Mr. Butler mellowed and concentrated more on appearing to be a respectable citizen. At the same time he has been publicising a variety of "facts." His main claim is that the Fabian Society and the London School of Economics are the centres of operation for the international Jewish-Communist conspiracy.

Literature

He has distributed anti-Semitic and pro-Fascist literature by Sir Oswald Mosley, leading British Nazi, and Lincoln Rockwell, his American counterpart. More recently he has been the leading apologist for Dr. Verwoerd and Mr. Ian Smith.

Mr. Butler today claims that he no longer agrees with everything he has published ("Some of my best friends are Jews," he said recently).

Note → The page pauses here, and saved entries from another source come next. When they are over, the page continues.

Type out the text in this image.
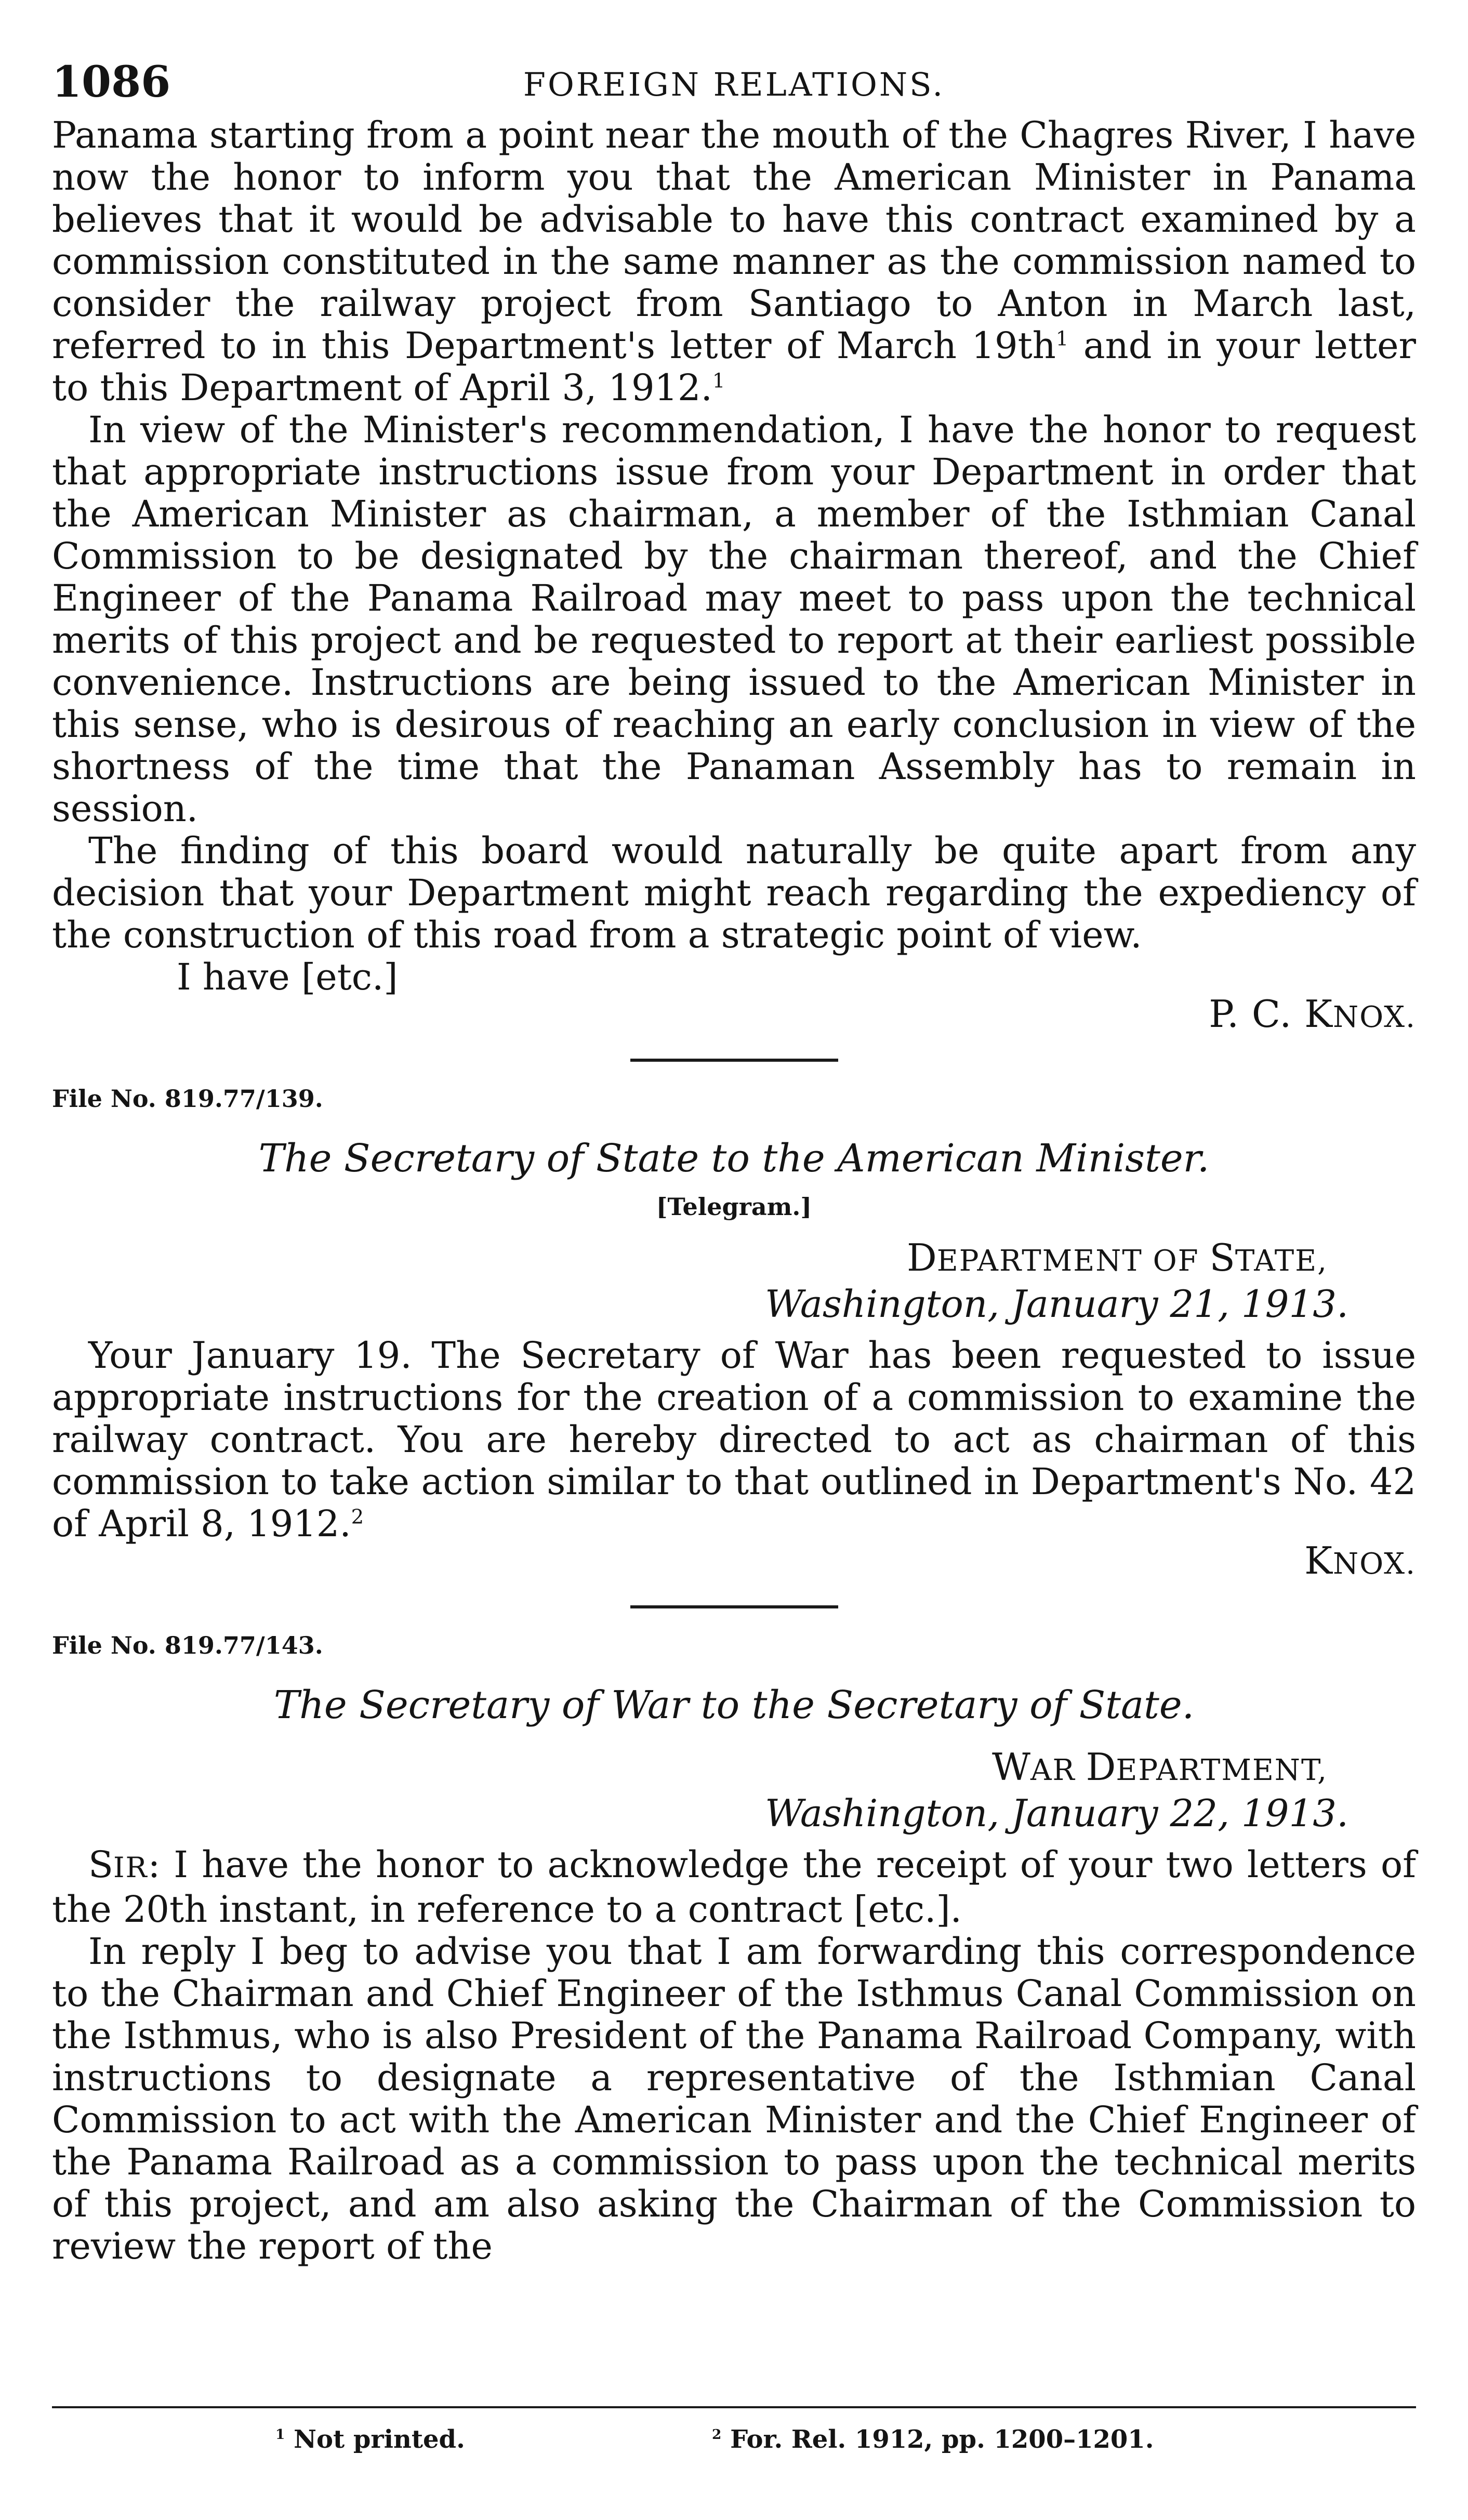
1086	FOREIGN RELATIONS.

Panama starting from a point near the mouth of the Chagres River, I have now the honor to inform you that the American Minister in Panama believes that it would be advisable to have this contract examined by a commission constituted in the same manner as the commission named to consider the railway project from Santiago to Anton in March last, referred to in this Department's letter of March $19th^1$ and in your letter to this Department of April 3, 1912.$^1$

In view of the Minister's recommendation, I have the honor to request that appropriate instructions issue from your Department in order that the American Minister as chairman, a member of the Isthmian Canal Commission to be designated by the chairman thereof, and the Chief Engineer of the Panama Railroad may meet to pass upon the technical merits of this project and be requested to report at their earliest possible convenience. Instructions are being issued to the American Minister in this sense, who is desirous of reaching an early conclusion in view of the shortness of the time that the Panaman Assembly has to remain in session.

The finding of this board would naturally be quite apart from any decision that your Department might reach regarding the expediency of the construction of this road from a strategic point of view.

I have [etc.]

P. C. KNOX.
File No. 819.77/139.
The Secretary of State to the American Minister.
[Telegram.]
DEPARTMENT OF STATE,
Washington, January 21, 1913.

Your January 19. The Secretary of War has been requested to issue appropriate instructions for the creation of a commission to examine the railway contract. You are hereby directed to act as chairman of this commission to take action similar to that outlined in Department's No. 42 of April 8, 1912.$^2$

KNOX.
File No. 819.77/143.
The Secretary of War to the Secretary of State.
WAR DEPARTMENT,
Washington, January 22, 1913.

SIR: I have the honor to acknowledge the receipt of your two letters of the 20th instant, in reference to a contract [etc.].

In reply I beg to advise you that I am forwarding this correspondence to the Chairman and Chief Engineer of the Isthmus Canal Commission on the Isthmus, who is also President of the Panama Railroad Company, with instructions to designate a representative of the Isthmian Canal Commission to act with the American Minister and the Chief Engineer of the Panama Railroad as a commission to pass upon the technical merits of this project, and am also asking the Chairman of the Commission to review the report of the

$^1$ Not printed.	$^2$ For. Rel. 1912, pp. 1200–1201.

However, late last year in a televised debate he defended his statements. He quoted a man of "authority" to show that there was actually an International Jewish Conspiracy. He explained that by "The Great Lie" he meant that the figure 6,000,000 was a gross exaggeration.

A lecturer in Political Science continually demanded that Mr. Butler give his estimate of deaths, and say whether he thought the murders were immoral.

Mr. Butler refused to answer.

A Jew in the audience leapt out and brandished in front of a camera a photograph of piles of dead bodies in a concentration camp. Mr. Butler looked disapproving.

The Jew said later that all his family had been killed in Auschwitz.

Both the Jew and the lecturer were told by a member of the League of Rights to "go back to their German-Jewish-Banker-Communist friends."

Uncritical

Local newspapers nonetheless gave Mr. Butler and the NZ Democratic Society wide and uncritical coverage.

The Sunday Times boasted of an "exclusive interview," while the Evening Post labelled dissenters at the public meeting as "student agitators."

A local press service contemporaneously released a profile of Mr. Fairlie Curry, president of the Democratic Society.

This lauded the society ("exploded on the public horizon," "shot into the lime-light") and denigrated its opponents ("Vietniks," "bearded wonders," "untidy, mop-haired exhibitionists," "the pseudo-intellectuals that infest the Committee on Vietnam," "the weirdie and beardie brigade").

This was published in several New Zealand dailies.

NZ-Rhodesia

Mr. Butler also spoke at NZ-Rhodesia Society meetings in other parts of New Zealand.

But New Zealand papers did not see fit to comment on his extremist background.

For the record, here is a brief summary, from the pamphlet "Voices of Hate."

Anti-semitic, anti-fluoridation, anti-Saik vaccine, anti-artificial fertilisers, anti-UN, anti-Roosevelt, anti-Churchill, anti Labour, anti Common Market, anti-Communism, pro-Social Credit and racism.

Civil Liberties

Melbourne student papers have waged a long war of exposure against Mr. Butler. Commenting on this, the Adelaide student paper "On Dit" said:

"With the prospect of a McCarthyist revival, it might be well for those who are concerned to protect civil liberties to turn their attention at least a little from the extreme left to the extreme right."